Schnell, viel zu schnell trank ich aus Verzweiflung einen Schluck aus dem Glas und da war wieder das Gefühl, als hätte mir jemand ein Loch in die Schädeldecke gebohrt und mit einem Trichter flüssigen Stickstoff eingefüllt.
»Ich vergaß – Sie stoßen ja mit Frauen nur im Bett an!«
Mit einem Engelslächeln prostete mir die unverschämte Blondine zu. Cäci schaute mich fragend an, ich deutete auf meinen schmerzenden Kopf und ging auf die verbale Unverschämtheit nicht ein.
»Trink doch nicht so gierig«, fauchte Cäci, die mein Problem kannte. »Männer sind einfach nicht lernfähig!«
Die demente Hildegard lachte laut heraus: »Das sehe ich auch so. Geistig noch immer in der Steinzeit und immer aggressiv durch Fleischgenuss.«
»Lieber aggressiv durch Fleischgenuss als doof durch Vegetarismus.«
»Wie meinst du das? Hast du ein Problem mit Vegetariern?«
»Nein, ausschließlich mit Vegetarierinnen.«
Der Abend gefiel mir mit einem Mal immer weniger.
Nachdem ich mein Alibi für den Montagabend dem elektronischen Notizblock der feschen Kommissarin anvertraut hatte, begab diese sich in den immer noch vollen Biergarten und versuchte, so viel wie möglich Datenfutter in ihren digitalen Begleiter einzugeben. Mittlerweile ersetzte betrunkenes Gelächter das dramatische Gebell des aufgebrachten Bürgermeisters.
Über all dem schwebten die Geister zweier Ermordeter, sie schienen sich in zart mäandernden Nebelfetzen über dem dunkelnden Ried zu manifestieren. Das Dorf war im Ausnahmezustand: drei Tote in kurzer Zeit, zwei Menschen, die bei wenigen beliebt waren, und ein Tier, das brevis post mortem viel Ehre erfuhr und retrospektiv das treueste im Dorfe war.

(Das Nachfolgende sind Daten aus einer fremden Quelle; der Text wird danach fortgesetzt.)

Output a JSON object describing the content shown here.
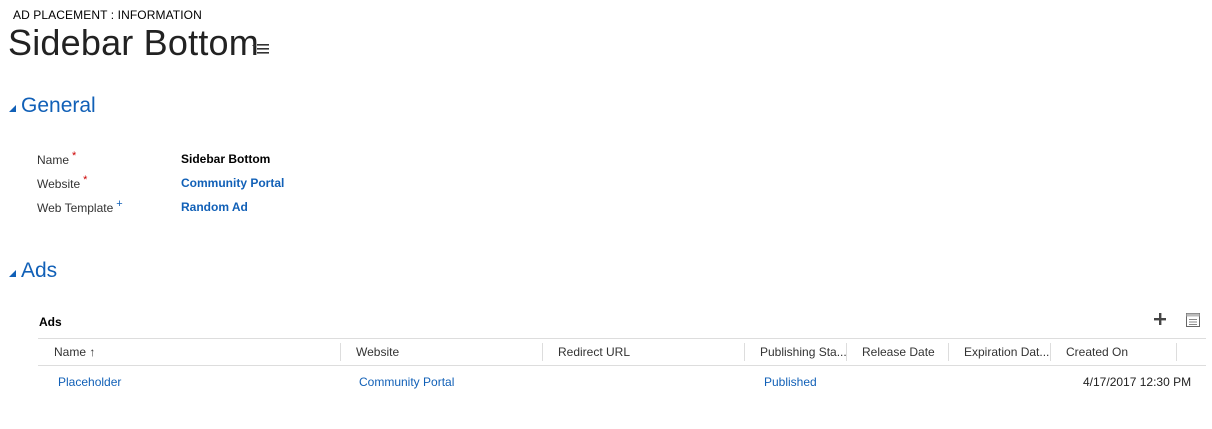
{
  "header": {
    "entity_type": "AD PLACEMENT : INFORMATION",
    "title": "Sidebar Bottom"
  },
  "sections": {
    "general": {
      "title": "General"
    },
    "ads": {
      "title": "Ads"
    }
  },
  "fields": {
    "name": {
      "label": "Name",
      "marker": "*",
      "value": "Sidebar Bottom"
    },
    "website": {
      "label": "Website",
      "marker": "*",
      "value": "Community Portal"
    },
    "web_template": {
      "label": "Web Template",
      "marker": "+",
      "value": "Random Ad"
    }
  },
  "subgrid": {
    "title": "Ads",
    "columns": {
      "name": "Name ↑",
      "website": "Website",
      "redirect_url": "Redirect URL",
      "publishing_state": "Publishing Sta...",
      "release_date": "Release Date",
      "expiration_date": "Expiration Dat...",
      "created_on": "Created On"
    },
    "rows": [
      {
        "name": "Placeholder",
        "website": "Community Portal",
        "redirect_url": "",
        "publishing_state": "Published",
        "release_date": "",
        "expiration_date": "",
        "created_on": "4/17/2017 12:30 PM"
      }
    ]
  },
  "icons": {
    "title_menu": "list-menu-icon",
    "collapse": "collapse-triangle-icon",
    "add": "plus-icon",
    "view": "grid-view-icon"
  },
  "colors": {
    "accent": "#1160b7",
    "required": "#cc0000",
    "border": "#dddddd"
  }
}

Im Biergarten, dem neuen Kommunikationszentrum Riedhagens, wusste es mittlerweile jeder, da Bürgermeister Hallinger und Hauptkommissar Härmle zusammen Tennis spielten. Und nach dem fünften Bier konnten die drallen und rotwangigen, aber auch die bleichen und magersüchtigen Jung-Bäuerinnen aus Bürgermeister Hallinger die letzten Geheimnisse über die Toten herauskitzeln: Margot, die Haushälterin, berichtete er mit gedämpfter Stimme, sei ebenso wenig eines natürlichen Todes gestorben wie Pfarrer Sütterle. Auch die Haushälterin sei den Kreuzestod gestorben, der Mörder habe ihr ein Kruzifix aus Gusseisen durch das linke Auge und den hinteren Schädelknochen geschlagen. Jedoch – man dürfe es aber ja nicht weiter erzählen – sei der Fundort nicht der Tatort. Margot sei aller Wahrscheinlichkeit nach auf ihren eigenen Trolley gebunden vermutlich vom Dorf her in die Kapelle transportiert worden, so die Erkenntnisse der Spurensicherung. Der eigentliche Reiseinhalt des Fahrkoffers sei jedoch immer noch nicht gefunden. All das nicht zu erzählen, hatte Bürgermeister Hallinger seinem Freund Härmle bei einem Tennis-Bier versprochen.